意外なことに、回転寿司でサーモンを目にしたときの裕太の僕への対応は、関係がぎくしゃくしている今でも以前とあまり変わらない。継続は力なりだ。幼い頃からの習慣は子どもたちが難しい年齢になったからといって、簡単に失われるものではないのかもしれない。
「これってあそこの、あの屋台のやつですよね?」
僕は密集している辺りの屋台の1つを指差して言った。
「そうそう」
下島珈琲店。僕にとっては念願で幻のホットドッグだ。試合ごとにメインの素材を変えて作るこの創作シリーズは人気があって、僕がスタジアムに到着する頃にはいつもとっくに売り切れている。
「貰っちゃっていいんですか?」
「ええよ」
「でも1つ全部は多いです。半分とかならいけると思いますけど」
「分かった。ちょっと待ってな。――うわっ、めっちゃ変になってもうた」
和美さんはサーモンドッグを2つに割って、綺麗に割れずにグチャグチャになってしまった約半分の、見た目の良いほうを僕にくれた。
「パパ、この半分食べれん?」
まだ返事をしていない陽一さんにグチャグチャなほうの半分を渡そうとして、
「やっぱり私もちょっと食べよ」
そう言いながらさらに2つに割って、大きいほうを陽一さんに手渡した。和美さんの手に残ったほうは、形が完全に壊れて野菜が崩れ落ちそうになっている。

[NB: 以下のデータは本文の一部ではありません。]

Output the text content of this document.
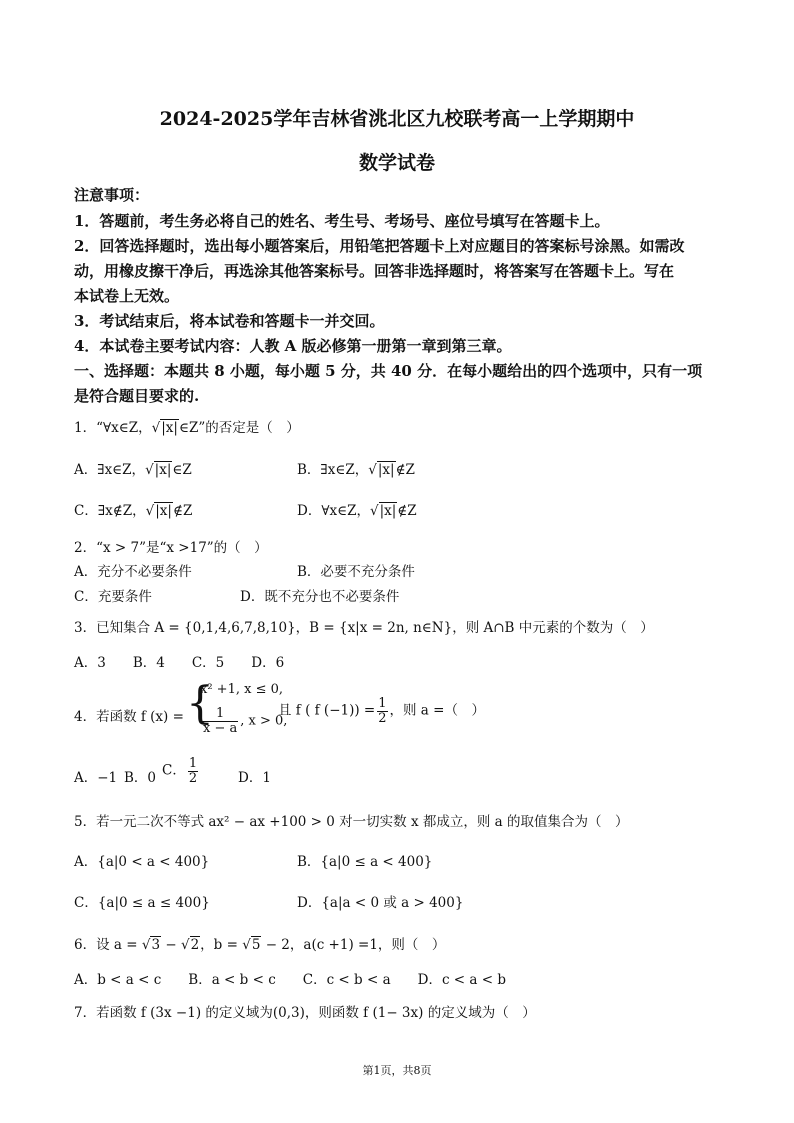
2024-2025学年吉林省洮北区九校联考高一上学期期中
数学试卷
注意事项：
1．答题前，考生务必将自己的姓名、考生号、考场号、座位号填写在答题卡上。
2．回答选择题时，选出每小题答案后，用铅笔把答题卡上对应题目的答案标号涂黑。如需改
动，用橡皮擦干净后，再选涂其他答案标号。回答非选择题时，将答案写在答题卡上。写在
本试卷上无效。
3．考试结束后，将本试卷和答题卡一并交回。
4．本试卷主要考试内容：人教 A 版必修第一册第一章到第三章。
一、选择题：本题共 8 小题，每小题 5 分，共 40 分．在每小题给出的四个选项中，只有一项
是符合题目要求的.
1．“∀x∈Z，√|x|∈Z”的否定是（　）
A．∃x∈Z，√|x|∈Z	B．∃x∈Z，√|x|∉Z
C．∃x∉Z，√|x|∉Z	D．∀x∈Z，√|x|∉Z
2．“x > 7”是“x >17”的（　）
A．充分不必要条件	B．必要不充分条件
C．充要条件	D．既不充分也不必要条件
3．已知集合 A = {0,1,4,6,7,8,10}，B = {x|x = 2n, n∈N}，则 A∩B 中元素的个数为（　）
A．3　　B．4　　C．5　　D．6
4．若函数 f (x) = {
x² +1, x ≤ 0,
$\frac{1}{x - a}$ , x > 0,
且 f ( f $(-1)) = \frac{1}{2}$ ，则 a =（　）
A．−1 B．0 C． $\frac{1}{2}$	D．1
5．若一元二次不等式 ax² − ax +100 > 0 对一切实数 x 都成立，则 a 的取值集合为（　）
A．{a|0 < a < 400}	B．{a|0 ≤ a < 400}
C．{a|0 ≤ a ≤ 400}	D．{a|a < 0 或 a > 400}
6．设 a = √3 − √2，b = √5 − 2，a(c +1) =1，则（　）
A．b < a < c　　B．a < b < c　　C．c < b < a　　D．c < a < b
7．若函数 f (3x −1) 的定义域为(0,3)，则函数 f (1− 3x) 的定义域为（　）
第1页，共8页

和美さんは上にはみ出した野菜を唇で拾って口の中に入れてから、1口目をかじった。
「うわー何これ! めっちゃ美味しい! サーモン旨いしパンも柔らかい」
そう言って左手の指を舐めた。形の崩れをスピードでフォローし、さらに美味しそうな食べ方をする。
「マジ旨いって。これどこのサーモンかな? いいの使ってるよね。脂が乗っててパサパサしてない。時間経ってるのにめっちゃ美味しい」
絶賛である。旨いと美味しいを繰り返している。3口目でなくなった。
「ダイスケさんも食べてみ! 美味しいよ!」
言われて僕も食べてみた。ほんとだ旨い。サーモンがとってもジューシーで、レタスや玉ねぎはまだシャキシャキしている。
さすがは下島珈琲店。売り切れるのが早いはずだ。裕太にも食べさせてあげたいと思った。
商売を拡げるためのアイデアを常に考えているやり手のマスターと、それを支える元気な奥さんが営む珈琲店は立花サポにも人気で馴染みが深い。屋台村でもお店を出したいというのがご夫婦の念願だったけど、早々とそれを叶えて昨シーズンから屋台を出している。
試合当日に屋台の店番を担当するのは奥さんだ。本当はみんなと一緒に試合の応援をしたいと言うけれど、屋台があるから直接の応援には参加できない。
「でもいいの。みなさんのことを応援するのが私の仕事。私はサポーターのサポーターだから」
そう言っていつも元気に屋台に立っている。人気の秘密はきっとこの心意気にもあるんだと思う。